I have the following airflow code which basically reads the tables from MySql DB into Google Cloud Storage and then to Google Big Query.
I have included the connection details along with the service accounts for both MySQL and GCP in the admin tab of the airflow.
extract = MySqlToGoogleCloudStorageOperator(
task_id='extract_actors',
mysql_conn_id='factset_test',
google_cloud_storage_conn_id='gcp_test',
sql='SELECT * FROM mysql.time_zone',
bucket='airflow_1',
filename='actors/actors{}.json',
schema_filename='schemas/actors.json',
dag=dag)
load = GoogleCloudStorageToBigQueryOperator(
task_id="load_bq_time_zone",
bigquery_conn_id='gcp_test',
google_cloud_storage_conn_id='gcp_test',
bucket='airflow_1',
destination_project_dataset_table="airflow.mysql_time_zone",
source_objects='actors/actors0.json',
schema_object='schemas/actors.json',
source_format='NEWLINE_DELIMITED_JSON',
create_disposition='CREATE_IF_NEEDED',
write_disposition='WRITE_TRUNCATE',
dag=dag)
I see that table time_zone from MySql db is getting copied to the cloud storage bucket airflow_1. But when the airflow is trying to copy the data from cloud storage to BigQuery it is complaining that it is not able to find the cloud storage bucket. Following are the log details:
[2018-03-12 02:16:59,031] {models.py:167} INFO - Filling up the DagBag from /airflow/dags/mysql_to_gcs.py
[2018-03-12 02:16:59,601] {base_task_runner.py:112} INFO - Running: ['bash', '-c', u'airflow run mysql_to_gcs load_bq_time_zone 2018-03-12T02:16:48.974591 --job_id 465 --raw -sd DAGS_FOLDER/mysql_to_gcs.py']

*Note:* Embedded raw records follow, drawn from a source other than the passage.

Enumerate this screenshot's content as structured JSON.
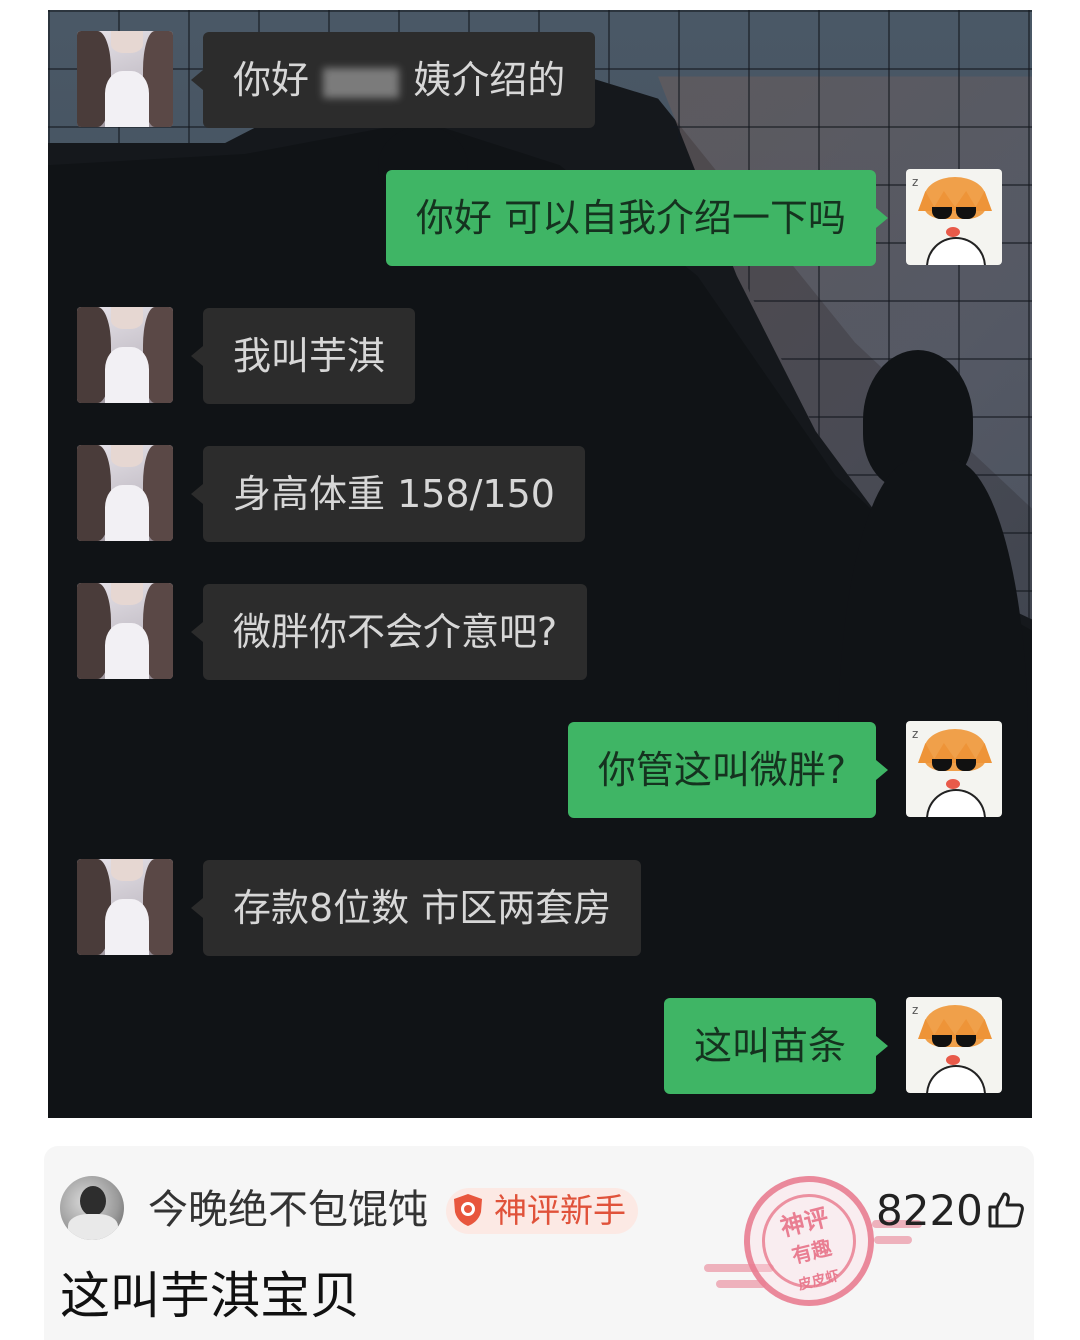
{
  "chat": {
    "messages": [
      {
        "side": "left",
        "text_before": "你好",
        "text_after": "姨介绍的"
      },
      {
        "side": "right",
        "text": "你好 可以自我介绍一下吗"
      },
      {
        "side": "left",
        "text": "我叫芋淇"
      },
      {
        "side": "left",
        "text": "身高体重 158/150"
      },
      {
        "side": "left",
        "text": "微胖你不会介意吧?"
      },
      {
        "side": "right",
        "text": "你管这叫微胖?"
      },
      {
        "side": "left",
        "text": "存款8位数 市区两套房"
      },
      {
        "side": "right",
        "text": "这叫苗条"
      }
    ],
    "colors": {
      "incoming_bubble": "#2c2c2c",
      "outgoing_bubble": "#3fb565"
    }
  },
  "comment": {
    "username": "今晚绝不包馄饨",
    "badge": "神评新手",
    "text": "这叫芋淇宝贝",
    "likes": "8220",
    "stamp": {
      "line1": "神评",
      "line2": "有趣",
      "line3": "皮皮虾"
    }
  }
}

[2018-03-12 02:16:59,822] {base_task_runner.py:95} INFO - Subtask: /usr/local/lib/python2.7/dist-packages/psycopg2/__init__.py:144: UserWarning: The psycopg2 wheel package will be renamed from release 2.8; in order to keep installing from binary please use "pip install psycopg2-binary" instead. For details see: <http://initd.org/psycopg/docs/install.html#binary-install-from-pypi>.
[2018-03-12 02:16:59,822] {base_task_runner.py:95} INFO - Subtask: """)
[2018-03-12 02:16:59,858] {base_task_runner.py:95} INFO - Subtask: [2018-03-12 02:16:59,857] {__init__.py:57} INFO - Using executor SequentialExecutor
[2018-03-12 02:16:59,949] {base_task_runner.py:95} INFO - Subtask: [2018-03-12 02:16:59,949] {driver.py:120} INFO - Generating grammar tables from /usr/lib/python2.7/lib2to3/Grammar.txt
[2018-03-12 02:16:59,973] {base_task_runner.py:95} INFO - Subtask: [2018-03-12 02:16:59,973] {driver.py:120} INFO - Generating grammar tables from /usr/lib/python2.7/lib2to3/PatternGrammar.txt
[2018-03-12 02:17:00,157] {base_task_runner.py:95} INFO - Subtask: [2018-03-12 02:17:00,157] {models.py:167} INFO - Filling up the DagBag from /airflow/dags/mysql_to_gcs.py
[2018-03-12 02:17:00,712] {base_task_runner.py:95} INFO - Subtask: [2018-03-12 02:17:00,712] {models.py:1126} INFO - Dependencies all met for <TaskInstance: mysql_to_gcs.load_bq_time_zone 2018-03-12 02:16:48.974591 [queued]>
[2018-03-12 02:17:00,721] {base_task_runner.py:95} INFO - Subtask: [2018-03-12 02:17:00,720] {models.py:1126} INFO - Dependencies all met for <TaskInstance: mysql_to_gcs.load_bq_time_zone 2018-03-12 02:16:48.974591 [queued]>
[2018-03-12 02:17:00,721] {base_task_runner.py:95} INFO - Subtask: [2018-03-12 02:17:00,721] {models.py:1318} INFO -
[2018-03-12 02:17:00,721] {base_task_runner.py:95} INFO - Subtask: --------------------------------------------------------------------------------
[2018-03-12 02:17:00,722] {base_task_runner.py:95} INFO - Subtask: Starting attempt 1 of 2
[2018-03-12 02:17:00,722] {base_task_runner.py:95} INFO - Subtask: --------------------------------------------------------------------------------
[2018-03-12 02:17:00,722] {base_task_runner.py:95} INFO - Subtask:
[2018-03-12 02:17:00,738] {base_task_runner.py:95} INFO - Subtask: [2018-03-12 02:17:00,737] {models.py:1342} INFO - Executing <Task(GoogleCloudStorageToBigQueryOperator): load_bq_time_zone> on 2018-03-12 02:16:48.974591
[2018-03-12 02:17:00,792] {base_task_runner.py:95} INFO - Subtask: [2018-03-12 02:17:00,792] {gcp_api_base_hook.py:81} INFO - Getting connection using a JSON key file.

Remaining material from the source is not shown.